Huge societal and cultural shifts may be seen in Bali.
In the past 50 years, Bali has gradually shifted from an agricultural community to one centered on the needs of tourists. But the Balinese have kept their spiritual roots alive by continuing to follow cosmic order (dharma) in their daily lives. Cultural processions and other events in Bali are spectacular displays of the Balinese people’s strong devotion to the spiritual traditions that are the foundation of their culture. Visitors from all over the globe go to Bali on its holiest days to see the island’s religious festivities and to marvel at the beautiful way the Balinese people appreciate every facet of life.
Contrary to several other cultures all around the world that celebrate the New Year with sparkling festivities and ending the year with a bang, the Balinese New Year is a six-day celebration. One of the days is dedicated to complete silence – NYEPI, when the entire island comes to a standstill. With no scheduled incoming or outgoing flights from Ngurah Rai airport in Denpasar (DPS). It’s indeed an exceptional experience, not only for the Balinese but also for all the visitors that are in Bali during Nyepi. If you are in Bali during Nyepi, make sure you do not plan any traveling or outside activities.
Galungan is one of the significant festivals celebrating the victory of dharma (virtue) over adharma (vice). It marks a ten-day period when the spirits of the ancestors are believed to visit the island. Balinese Hindu families will welcome the spirits with prayers and offerings. Dressed in traditional clothes, women balance on their heads the offerings made out of fruit and flowers, stacked up high and neatly in baskets. The streets are filled with the beautiful ‘penjor’, tall bamboo poles decorated with different patterns of woven palm leaves, while the lower base is a unique covered stand made to place some small offerings.
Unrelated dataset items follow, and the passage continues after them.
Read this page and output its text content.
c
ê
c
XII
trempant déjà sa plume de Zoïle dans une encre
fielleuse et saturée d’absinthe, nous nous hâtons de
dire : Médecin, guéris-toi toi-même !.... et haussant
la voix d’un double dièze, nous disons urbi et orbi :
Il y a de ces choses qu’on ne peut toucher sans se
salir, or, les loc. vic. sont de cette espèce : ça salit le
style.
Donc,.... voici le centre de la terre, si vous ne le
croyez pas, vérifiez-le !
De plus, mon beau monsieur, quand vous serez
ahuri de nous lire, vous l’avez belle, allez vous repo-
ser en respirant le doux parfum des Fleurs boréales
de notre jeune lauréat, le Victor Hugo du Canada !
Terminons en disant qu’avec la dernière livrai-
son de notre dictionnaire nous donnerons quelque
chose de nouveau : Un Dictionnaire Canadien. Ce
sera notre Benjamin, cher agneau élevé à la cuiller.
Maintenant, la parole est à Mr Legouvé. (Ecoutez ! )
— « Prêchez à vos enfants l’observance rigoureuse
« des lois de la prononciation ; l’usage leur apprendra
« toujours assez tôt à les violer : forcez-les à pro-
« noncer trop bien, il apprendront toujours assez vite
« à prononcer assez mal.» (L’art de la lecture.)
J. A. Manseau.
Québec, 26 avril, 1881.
The Galungan celebration will go on for ten days until Kuningan, the day when the spirits leave earth.
Kuningan marks the end of Galungan; the time when the ancestor spirits leave the island to return to their heavens above. Special offerings such as yellow rice are prepared (Kuningan is derived from the word kuning, which means yellow) and placed together with fruit and flowers in a small bowl made out of coconut leaves. The offerings stand as a symbol of gratitude for all that life has given in happiness, health and prosperity. It is believed that the ancestor spirits will ascend at midday and all special blessings and offerings should therefore take place before noon.
Hari Raya Saraswati is a day devoted to Saraswati the Goddess of Knowledge and Creativity. Statues and paintings depicts the Goddess as a four-armed beautiful woman dressed in pale-coloured clothes holding a lontar (a palm leaf manuscript), a musical string instrument (usually a type of lute), and a mala (string of prayer beads). She will be sitting or standing on a lotus flower or sometimes sitting on a swan surrounding by lotus flowers. The swan symbolizes, knowing the difference between good and evil, while the water lily or lotus flower indicates holiness.
Four days after Saraswati, the Balinese will devote themselves to increase their strength with prayers to the god called Sang Hyang Pramesti Guru. The name Pagerwesi is derived from the Balinese words for iron (wesi) and fence (pager); an iron fence which stands for the fortification against evil forces that might come that year.
Pagerwesi is celebrated in different ways, all depending on your location. In the north of Bali Pagerwesi will be marked similarly as Galungan: penjors, family visits and various delicious meals. While in the south of Bali, the festivities are scaled-down without penjors.